Alfredo Romero, director de la ONG Foro Penal, indicó que su organización está en proceso de confirmar los hechos. “Familiares informan que aproximadamente 100 presos políticos iniciaron una huelga de hambre en El Rodeo I”, señaló. De igual forma, la activista Tamara Suju, quien dirige el Instituto Casla, alertó sobre la situación en sus plataformas digitales: “En su mayoría son militares, pero también hay civiles y extranjeros. Todos exigen libertad”.
En este contexto, Elisa Trotta hizo un llamado por la liberación del gendarme argentino Nahuel Gallo, a quien describió como “secuestrado” y que se encuentra entre los reclusos.
Rechazo a la exclusión de militares de la amnistía
Las peticiones centrales de los manifestantes se enfocan en obtener su libertad y manifestar su desacuerdo con las limitaciones de la Ley de Amnistía, que no incluyó a un número significativo de efectivos militares privados de libertad por razones políticas.
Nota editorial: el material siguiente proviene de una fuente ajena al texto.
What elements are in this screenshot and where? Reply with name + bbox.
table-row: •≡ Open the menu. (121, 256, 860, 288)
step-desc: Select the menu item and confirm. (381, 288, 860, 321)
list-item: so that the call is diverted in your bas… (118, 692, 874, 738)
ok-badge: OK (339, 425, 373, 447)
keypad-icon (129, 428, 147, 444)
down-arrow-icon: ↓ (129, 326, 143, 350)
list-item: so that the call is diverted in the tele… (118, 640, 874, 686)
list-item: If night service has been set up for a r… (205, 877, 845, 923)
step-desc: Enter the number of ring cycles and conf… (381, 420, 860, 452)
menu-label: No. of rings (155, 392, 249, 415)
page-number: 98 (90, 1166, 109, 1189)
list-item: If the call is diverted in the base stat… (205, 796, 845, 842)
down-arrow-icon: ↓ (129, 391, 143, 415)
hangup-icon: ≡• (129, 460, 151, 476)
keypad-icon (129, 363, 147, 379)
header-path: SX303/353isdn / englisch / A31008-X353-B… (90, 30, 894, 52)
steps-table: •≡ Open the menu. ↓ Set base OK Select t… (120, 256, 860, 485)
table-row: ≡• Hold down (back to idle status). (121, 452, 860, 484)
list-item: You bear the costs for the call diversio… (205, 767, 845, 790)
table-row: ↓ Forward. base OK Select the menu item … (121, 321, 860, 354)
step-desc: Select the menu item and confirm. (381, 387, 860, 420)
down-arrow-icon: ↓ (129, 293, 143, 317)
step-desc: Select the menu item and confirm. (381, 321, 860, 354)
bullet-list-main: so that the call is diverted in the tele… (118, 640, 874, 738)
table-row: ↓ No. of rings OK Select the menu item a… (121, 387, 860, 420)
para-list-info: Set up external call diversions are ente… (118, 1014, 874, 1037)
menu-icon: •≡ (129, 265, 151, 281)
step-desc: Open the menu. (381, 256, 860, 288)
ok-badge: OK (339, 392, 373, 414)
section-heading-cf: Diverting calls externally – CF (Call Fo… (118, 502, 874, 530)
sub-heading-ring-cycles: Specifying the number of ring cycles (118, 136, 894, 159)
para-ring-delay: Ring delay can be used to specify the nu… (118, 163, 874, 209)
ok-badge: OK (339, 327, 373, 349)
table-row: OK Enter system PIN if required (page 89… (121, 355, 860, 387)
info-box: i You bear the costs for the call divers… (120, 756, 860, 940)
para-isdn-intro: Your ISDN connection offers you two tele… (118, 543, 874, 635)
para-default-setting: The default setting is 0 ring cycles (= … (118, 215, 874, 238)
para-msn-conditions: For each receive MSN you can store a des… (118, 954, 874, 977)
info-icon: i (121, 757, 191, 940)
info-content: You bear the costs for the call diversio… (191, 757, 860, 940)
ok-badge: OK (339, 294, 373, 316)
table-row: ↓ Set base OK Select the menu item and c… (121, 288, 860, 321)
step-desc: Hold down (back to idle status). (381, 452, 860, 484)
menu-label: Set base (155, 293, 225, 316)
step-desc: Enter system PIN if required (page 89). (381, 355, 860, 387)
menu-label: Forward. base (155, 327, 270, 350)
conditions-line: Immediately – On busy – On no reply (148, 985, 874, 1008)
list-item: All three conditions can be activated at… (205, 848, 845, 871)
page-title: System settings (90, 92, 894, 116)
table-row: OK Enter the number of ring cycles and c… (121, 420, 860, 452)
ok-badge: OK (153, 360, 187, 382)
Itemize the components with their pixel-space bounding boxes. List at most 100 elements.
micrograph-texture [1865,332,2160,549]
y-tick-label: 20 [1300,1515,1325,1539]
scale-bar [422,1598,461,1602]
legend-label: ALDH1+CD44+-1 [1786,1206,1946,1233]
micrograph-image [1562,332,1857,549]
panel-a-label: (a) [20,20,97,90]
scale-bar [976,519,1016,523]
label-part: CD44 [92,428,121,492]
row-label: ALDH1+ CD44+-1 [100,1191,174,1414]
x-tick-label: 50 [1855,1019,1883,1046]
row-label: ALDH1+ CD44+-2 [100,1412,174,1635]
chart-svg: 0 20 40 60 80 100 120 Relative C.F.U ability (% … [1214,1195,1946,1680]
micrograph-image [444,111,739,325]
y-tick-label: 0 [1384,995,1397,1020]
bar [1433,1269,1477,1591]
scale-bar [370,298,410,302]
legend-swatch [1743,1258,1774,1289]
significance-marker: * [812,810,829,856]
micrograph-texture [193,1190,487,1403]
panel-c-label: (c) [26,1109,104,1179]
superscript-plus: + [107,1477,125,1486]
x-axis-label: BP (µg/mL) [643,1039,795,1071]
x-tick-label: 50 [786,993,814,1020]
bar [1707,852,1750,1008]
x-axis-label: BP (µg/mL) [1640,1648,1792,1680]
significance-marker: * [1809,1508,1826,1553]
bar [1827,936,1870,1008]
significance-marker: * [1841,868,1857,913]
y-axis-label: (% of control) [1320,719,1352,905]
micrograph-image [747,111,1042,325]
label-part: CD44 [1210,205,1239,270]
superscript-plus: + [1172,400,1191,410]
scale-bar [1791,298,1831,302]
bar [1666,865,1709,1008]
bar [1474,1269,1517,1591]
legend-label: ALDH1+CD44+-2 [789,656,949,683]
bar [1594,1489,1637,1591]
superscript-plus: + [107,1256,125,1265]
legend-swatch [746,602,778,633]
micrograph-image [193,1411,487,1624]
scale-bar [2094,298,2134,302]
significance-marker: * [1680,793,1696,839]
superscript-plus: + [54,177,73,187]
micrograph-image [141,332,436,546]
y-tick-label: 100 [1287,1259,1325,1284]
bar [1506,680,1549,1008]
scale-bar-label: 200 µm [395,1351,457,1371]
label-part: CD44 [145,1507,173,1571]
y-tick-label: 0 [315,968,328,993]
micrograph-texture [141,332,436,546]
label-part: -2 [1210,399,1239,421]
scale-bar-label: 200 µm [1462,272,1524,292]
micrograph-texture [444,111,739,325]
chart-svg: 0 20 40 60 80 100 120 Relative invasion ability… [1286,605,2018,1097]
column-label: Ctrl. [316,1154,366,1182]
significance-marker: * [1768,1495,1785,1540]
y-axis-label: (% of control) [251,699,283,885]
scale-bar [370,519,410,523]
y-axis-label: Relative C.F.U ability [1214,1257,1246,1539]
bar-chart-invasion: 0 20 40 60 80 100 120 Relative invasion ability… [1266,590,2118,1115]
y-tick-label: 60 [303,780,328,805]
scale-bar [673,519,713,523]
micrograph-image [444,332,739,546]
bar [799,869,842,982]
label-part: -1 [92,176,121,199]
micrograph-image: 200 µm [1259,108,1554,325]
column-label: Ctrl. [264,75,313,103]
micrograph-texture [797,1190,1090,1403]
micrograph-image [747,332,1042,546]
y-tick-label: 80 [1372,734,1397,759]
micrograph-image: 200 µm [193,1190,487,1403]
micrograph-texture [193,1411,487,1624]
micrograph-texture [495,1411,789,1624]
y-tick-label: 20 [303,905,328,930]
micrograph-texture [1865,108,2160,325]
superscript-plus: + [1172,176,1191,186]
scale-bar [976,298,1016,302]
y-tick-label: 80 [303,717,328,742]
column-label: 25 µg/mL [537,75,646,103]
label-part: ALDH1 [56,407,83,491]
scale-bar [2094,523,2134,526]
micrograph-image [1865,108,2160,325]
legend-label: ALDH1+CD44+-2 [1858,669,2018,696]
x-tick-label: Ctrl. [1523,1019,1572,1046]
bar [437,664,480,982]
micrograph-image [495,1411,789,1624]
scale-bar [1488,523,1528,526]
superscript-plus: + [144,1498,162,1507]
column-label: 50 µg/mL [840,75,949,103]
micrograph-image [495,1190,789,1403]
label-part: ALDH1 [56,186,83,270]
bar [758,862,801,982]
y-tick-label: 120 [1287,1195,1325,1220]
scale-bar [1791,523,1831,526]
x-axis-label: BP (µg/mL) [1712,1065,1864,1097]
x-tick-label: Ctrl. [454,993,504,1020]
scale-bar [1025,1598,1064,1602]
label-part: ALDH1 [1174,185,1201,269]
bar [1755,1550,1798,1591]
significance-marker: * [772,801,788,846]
Romero calificó estas exclusiones como “discriminatorias e inconstitucionales”. “No puede hablarse de convivencia nacional mientras se excluye a un sector tan importante de la sociedad como el militar y a sus familias”, sostuvo.
Organizaciones de derechos humanos y parientes de los detenidos han reportado también actos de represión dentro del penal, severas restricciones y una notable falta de comunicación por parte de las autoridades carcelarias, de acuerdo con testimonios recogidos por la agencia AFP.
Desde hace más de un mes y medio, familiares han mantenido vigilias y campamentos en las afueras de varios centros de reclusión, incluyendo El Rodeo I. Las manifestaciones se han agudizado tras la sanción de la ley, ante la esperanza de liberaciones que no se concretaron para los excluidos.
“¡Queremos irnos a nuestras casas, queremos irnos a nuestros hogares!”, fue el clamor de los familiares entrevistados por AFP. Yessy Orozco, hija de uno de los presos, expresó su indignación: “El perdón nos lo tienen que pedir ellos a nosotros, que nos han secuestrado, que nos han robado, que han violado todos nuestros derechos humanos. Ya basta de tanto abuso y tanta tortura”.
El ingreso al recinto penitenciario sigue vedado y las autoridades no han emitido comunicados oficiales ni han autorizado visitas durante la huelga.
Una ley cuestionada por activistas y ONG
La Ley de Amnistía fue impulsada por la vicepresidenta Delcy Rodríguez como un avance hacia “una Venezuela más democrática, más justa, más libre”. El diputado Jorge Arreaza informó que la Fiscalía había tramitado 379 peticiones de amnistía ante los juzgados, con excarcelaciones programadas.
No obstante, grupos independientes afirman que cientos de reclusos no fueron considerados. El Foro Penal estima que al menos 400 detenidos no fueron beneficiados, principalmente militares y personas vinculadas a operativos recientes. La ONG planea presentar una lista con 232 casos ante la comisión parlamentaria para su evaluación.
En medio de la incertidumbre que reina en las cárceles, los familiares confían en que la comisión especial del Parlamento revise los casos omitidos y facilite futuras liberaciones.
Mientras la huelga de hambre en El Rodeo I continúa como forma de presión, activistas y familiares advierten que el proceso de amnistía podría generar una nueva ola de tensiones si no se atienden las exclusiones que han provocado un creciente malestar en el país.